Research Paper Volume 13, Issue 3 pp 3368—3385
Amorphous nano-selenium quantum dots prevent pulmonary arterial hypertension through recoupling endothelial nitric oxide synthase
- 1 Collaborative Innovation Center of Henan Province for Green Manufacturing of Fine Chemicals, Key Laboratory of Green Chemical Media and Reactions, Ministry of Education, School of Chemistry and Chemical Engineering, Henan Normal University, Xinxiang, Henan, China
- 2 Henan International Joint Laboratory of Cardiovascular Remodeling and Drug Intervention, School of Pharmacy, Xinxiang Medical University, Xinxiang, Henan, China
- 3 School of Laboratory Medicine, Xinxiang Medical University, Xinxiang, Henan, China
- 4 School of Basic Medical Sciences, Xinxiang Medical University, Xinxiang, Henan, China
- 5 Department of Pharmacy, The 3rd Affiliated Hospital of Xinxiang Medical University, Xinxiang, Henan, China
- 6 Hubei Key Laboratory of Diabetes and Angiopathy, Hubei University of Science and Technology, Xianning, Hubei, China
- 7 The Key Laboratory of Cardiovascular Remodeling and Function Research, Chinese Ministry of Education, Chinese National Health Commission and Chinese Academy of Medical Sciences, The State and Shandong Province Joint Key Laboratory of Translational Cardiovascular Medicine, Qilu Hospital of Shandong University, Jinan, Shandong, China
Received: July 29, 2020 Accepted: September 29, 2020 Published: December 15, 2020https://doi.org/10.18632/aging.202215
How to Cite
Copyright: © 2020 Zhu et al. This is an open access article distributed under the terms of the Creative Commons Attribution License (CC BY 3.0), which permits unrestricted use, distribution, and reproduction in any medium, provided the original author and source are credited.
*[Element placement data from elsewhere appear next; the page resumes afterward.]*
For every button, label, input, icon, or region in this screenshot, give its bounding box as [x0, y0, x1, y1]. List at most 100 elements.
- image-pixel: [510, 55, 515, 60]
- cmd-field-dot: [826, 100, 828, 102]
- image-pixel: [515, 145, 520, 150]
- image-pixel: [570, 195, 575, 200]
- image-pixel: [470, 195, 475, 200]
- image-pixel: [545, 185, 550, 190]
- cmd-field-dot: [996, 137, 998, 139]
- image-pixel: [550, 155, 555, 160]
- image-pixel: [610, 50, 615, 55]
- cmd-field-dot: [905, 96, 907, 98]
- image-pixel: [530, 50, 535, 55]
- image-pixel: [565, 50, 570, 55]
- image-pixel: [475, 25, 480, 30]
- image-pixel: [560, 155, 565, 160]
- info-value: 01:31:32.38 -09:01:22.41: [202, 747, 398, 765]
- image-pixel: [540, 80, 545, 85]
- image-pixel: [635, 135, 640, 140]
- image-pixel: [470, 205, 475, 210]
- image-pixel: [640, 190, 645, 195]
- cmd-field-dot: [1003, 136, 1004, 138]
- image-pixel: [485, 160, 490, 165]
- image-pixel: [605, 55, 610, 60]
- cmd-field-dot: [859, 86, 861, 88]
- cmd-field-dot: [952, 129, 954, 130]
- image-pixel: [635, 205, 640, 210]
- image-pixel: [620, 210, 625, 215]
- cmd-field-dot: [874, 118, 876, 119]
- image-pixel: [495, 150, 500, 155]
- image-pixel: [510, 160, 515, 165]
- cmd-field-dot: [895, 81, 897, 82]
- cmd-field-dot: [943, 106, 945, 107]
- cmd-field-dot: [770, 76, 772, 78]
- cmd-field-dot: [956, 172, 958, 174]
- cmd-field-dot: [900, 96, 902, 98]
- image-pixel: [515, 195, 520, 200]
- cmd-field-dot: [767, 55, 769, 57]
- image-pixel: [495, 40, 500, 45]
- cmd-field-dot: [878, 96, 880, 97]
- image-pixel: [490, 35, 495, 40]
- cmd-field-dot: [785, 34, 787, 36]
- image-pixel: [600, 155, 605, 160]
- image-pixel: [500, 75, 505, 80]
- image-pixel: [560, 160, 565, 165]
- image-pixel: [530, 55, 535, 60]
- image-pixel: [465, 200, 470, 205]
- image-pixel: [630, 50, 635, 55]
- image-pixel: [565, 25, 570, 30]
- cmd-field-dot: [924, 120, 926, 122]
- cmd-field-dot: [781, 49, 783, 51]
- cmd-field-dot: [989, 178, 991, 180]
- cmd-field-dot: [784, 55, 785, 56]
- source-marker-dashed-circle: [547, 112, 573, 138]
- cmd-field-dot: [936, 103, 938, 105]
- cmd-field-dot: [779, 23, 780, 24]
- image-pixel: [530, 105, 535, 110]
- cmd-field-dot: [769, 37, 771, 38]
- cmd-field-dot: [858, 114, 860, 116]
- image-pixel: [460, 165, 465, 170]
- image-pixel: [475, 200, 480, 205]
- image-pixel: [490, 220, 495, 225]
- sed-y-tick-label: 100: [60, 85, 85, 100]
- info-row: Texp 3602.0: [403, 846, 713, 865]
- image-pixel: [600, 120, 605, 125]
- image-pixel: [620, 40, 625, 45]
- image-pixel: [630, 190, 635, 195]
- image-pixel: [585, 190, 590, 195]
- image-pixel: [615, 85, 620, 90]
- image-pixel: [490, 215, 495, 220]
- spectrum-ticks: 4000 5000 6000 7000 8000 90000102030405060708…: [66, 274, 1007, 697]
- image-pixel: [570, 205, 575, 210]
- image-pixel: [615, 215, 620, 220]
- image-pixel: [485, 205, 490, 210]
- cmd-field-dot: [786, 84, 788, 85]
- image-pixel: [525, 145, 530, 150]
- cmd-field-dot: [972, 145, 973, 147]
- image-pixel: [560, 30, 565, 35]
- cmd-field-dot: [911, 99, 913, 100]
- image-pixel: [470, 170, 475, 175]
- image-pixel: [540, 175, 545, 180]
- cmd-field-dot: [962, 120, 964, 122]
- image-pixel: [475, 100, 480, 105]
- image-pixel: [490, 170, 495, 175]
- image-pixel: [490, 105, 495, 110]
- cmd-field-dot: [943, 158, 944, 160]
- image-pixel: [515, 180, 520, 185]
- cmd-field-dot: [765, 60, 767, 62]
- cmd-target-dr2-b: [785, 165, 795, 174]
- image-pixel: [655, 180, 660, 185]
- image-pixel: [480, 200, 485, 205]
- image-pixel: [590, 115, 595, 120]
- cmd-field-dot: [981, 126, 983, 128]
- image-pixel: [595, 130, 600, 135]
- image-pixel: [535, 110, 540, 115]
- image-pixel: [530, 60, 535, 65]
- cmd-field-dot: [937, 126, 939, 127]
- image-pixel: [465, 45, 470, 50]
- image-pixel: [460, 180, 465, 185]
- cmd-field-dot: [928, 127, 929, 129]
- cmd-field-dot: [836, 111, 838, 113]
Aims: We have previously reported that nano-selenium quantum dots (SeQDs) prevented endothelial dysfunction in atherosclerosis. This study is to investigate whether amorphous SeQDs (A-SeQDs) increase endogenous tetrahydrobiopterin biosynthesis to alleviate pulmonary arterial hypertension.
Results: Both A-SeQDs and C-SeQDs were stable under physiological conditions, while the size of A-SeQDs was smaller than C-SeQDs by high resolution-transmission electron microscopy scanning. In monocrotaline-injected mice, oral administration of A-SeQDs was more effective to decrease pulmonary arterial pressure, compared to C-SeQDs and organic selenium. Further, A-SeQDs increased both nitric oxide productions and intracellular BH4 levels, upregulated dihydrofolate reductase activity in lungs, and improved pulmonary arterial remodeling. Gene deletion of dihydrofolate reductase abolished these effects produced by A-SeQDs in mice. Finally, the blood levels of tetrahydrobiopterin and selenium were decreased in patients with pulmonary arterial hypertension.
Conclusion: A-SeQDs increase intracellular tetrahydrobiopterin to prevent pulmonary arterial hypertension through recoupling endothelial nitric oxide synthase.
Methods: Two polymorphs of SeQDs and A-SeQDs, and a crystalline form of SeQDs (C-SeQDs) were prepared through self-redox decomposition of selenosulfate precursor. Mice were injected with monocrotaline to induce pulmonary arterial hypertension in vivo. Pulmonary arterial pressure was measured.